The team led by Dr Ciara Duffy collected venom from bee hives in Australia, Ireland and England. The bees were first put to sleep with CO2, then kept on ice until the researchers extracted the venom and injected it into the breast cancer tumors.
Experiments in mice showed that, at specific concentrations, bee venom killed 100% of triple negative breast cancer cells, a type of breast cancer that does not have any of the typical receptors commonly found in other forms of cancer. As such, it can be extremely difficult to treat.
Cancer cells were killed within 60 minutes with minimal effects on normal cells.
A compound called melittin appears to be responsible for the venom’s anticancer effect. Melittin crosses the plasma membrane of cancer cells, forming holes or pores that lead to cell death.
The research also showed that melittin disrupts the main messaging pathways that cancer cells use to communicate, grow, and replicate.
Bee venom + chemotherapy
The researchers also wanted to see what happened when melittin interacted with conventional chemotherapy drugs, such as docetaxel. Surprisingly, the pores and holes pierced by the bee venom compound allowed the chemotherapy to easily penetrate cancer cells, substantially reducing tumor growth in mice.

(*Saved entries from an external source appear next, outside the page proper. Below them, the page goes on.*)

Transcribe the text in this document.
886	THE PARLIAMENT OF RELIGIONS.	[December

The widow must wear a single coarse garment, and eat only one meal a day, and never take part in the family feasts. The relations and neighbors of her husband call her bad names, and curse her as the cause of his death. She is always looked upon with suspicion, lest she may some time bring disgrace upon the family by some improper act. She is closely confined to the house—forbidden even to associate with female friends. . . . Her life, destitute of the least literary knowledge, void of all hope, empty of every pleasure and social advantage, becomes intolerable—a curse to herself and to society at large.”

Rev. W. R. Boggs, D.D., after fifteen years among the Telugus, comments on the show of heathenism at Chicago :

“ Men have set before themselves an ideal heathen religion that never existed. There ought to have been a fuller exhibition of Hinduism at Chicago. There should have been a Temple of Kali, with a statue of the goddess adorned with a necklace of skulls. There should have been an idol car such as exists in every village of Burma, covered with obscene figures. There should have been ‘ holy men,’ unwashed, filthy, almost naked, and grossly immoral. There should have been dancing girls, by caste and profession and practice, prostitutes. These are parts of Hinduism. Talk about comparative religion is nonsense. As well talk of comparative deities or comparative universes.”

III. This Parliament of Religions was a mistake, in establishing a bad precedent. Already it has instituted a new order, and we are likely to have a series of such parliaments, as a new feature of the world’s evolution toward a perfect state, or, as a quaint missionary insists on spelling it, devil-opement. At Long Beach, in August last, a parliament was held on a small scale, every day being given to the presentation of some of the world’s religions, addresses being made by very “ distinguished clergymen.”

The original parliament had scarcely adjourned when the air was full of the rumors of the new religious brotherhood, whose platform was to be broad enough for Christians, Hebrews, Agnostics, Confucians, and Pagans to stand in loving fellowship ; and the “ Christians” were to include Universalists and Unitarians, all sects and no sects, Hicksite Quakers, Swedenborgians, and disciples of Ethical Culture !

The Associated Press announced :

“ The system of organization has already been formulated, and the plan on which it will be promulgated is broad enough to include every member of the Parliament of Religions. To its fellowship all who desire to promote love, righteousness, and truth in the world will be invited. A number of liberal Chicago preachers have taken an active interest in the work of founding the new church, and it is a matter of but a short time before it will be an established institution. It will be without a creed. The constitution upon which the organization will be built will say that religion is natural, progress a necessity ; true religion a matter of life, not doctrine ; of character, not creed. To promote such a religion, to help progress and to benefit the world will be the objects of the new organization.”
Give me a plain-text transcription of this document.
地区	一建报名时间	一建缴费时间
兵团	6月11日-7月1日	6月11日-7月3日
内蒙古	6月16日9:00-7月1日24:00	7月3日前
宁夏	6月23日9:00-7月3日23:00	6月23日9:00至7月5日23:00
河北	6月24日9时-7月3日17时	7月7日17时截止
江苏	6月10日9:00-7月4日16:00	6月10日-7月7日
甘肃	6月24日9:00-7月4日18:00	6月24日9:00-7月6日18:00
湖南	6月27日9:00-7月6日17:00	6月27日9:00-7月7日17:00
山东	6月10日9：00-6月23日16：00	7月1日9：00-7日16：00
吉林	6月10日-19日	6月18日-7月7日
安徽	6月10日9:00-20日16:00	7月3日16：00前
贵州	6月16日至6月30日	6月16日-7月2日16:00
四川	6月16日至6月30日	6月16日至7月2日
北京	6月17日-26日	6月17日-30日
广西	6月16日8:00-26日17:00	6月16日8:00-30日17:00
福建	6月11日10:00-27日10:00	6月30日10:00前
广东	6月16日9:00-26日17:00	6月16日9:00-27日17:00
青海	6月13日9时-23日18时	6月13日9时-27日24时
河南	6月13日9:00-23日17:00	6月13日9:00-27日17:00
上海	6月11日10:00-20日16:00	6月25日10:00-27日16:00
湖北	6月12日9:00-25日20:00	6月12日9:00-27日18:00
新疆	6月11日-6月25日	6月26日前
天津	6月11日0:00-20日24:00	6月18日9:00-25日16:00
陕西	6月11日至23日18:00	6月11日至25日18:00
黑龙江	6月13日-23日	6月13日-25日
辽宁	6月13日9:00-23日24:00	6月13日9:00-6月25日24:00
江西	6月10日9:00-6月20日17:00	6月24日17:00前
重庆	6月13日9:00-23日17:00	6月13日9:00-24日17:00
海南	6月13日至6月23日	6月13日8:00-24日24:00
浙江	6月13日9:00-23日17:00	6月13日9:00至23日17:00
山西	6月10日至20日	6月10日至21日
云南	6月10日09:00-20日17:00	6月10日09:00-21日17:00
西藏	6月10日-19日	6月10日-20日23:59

“We discovered that melittin can be used with small molecules or chemotherapies, such as docetaxel, to treat highly aggressive types of breast cancer. The combination of melittin and docetaxel was extremely effective in reducing tumor growth in mice,” the statement said.
Fortunately, melittin can be synthesized, so no bees will have to be harmed in the future for a bee venom-based therapy. Speaking of its applications, the authors of the new study are cautiously optimistic, emphasizing that more research is required to validate this promising therapy.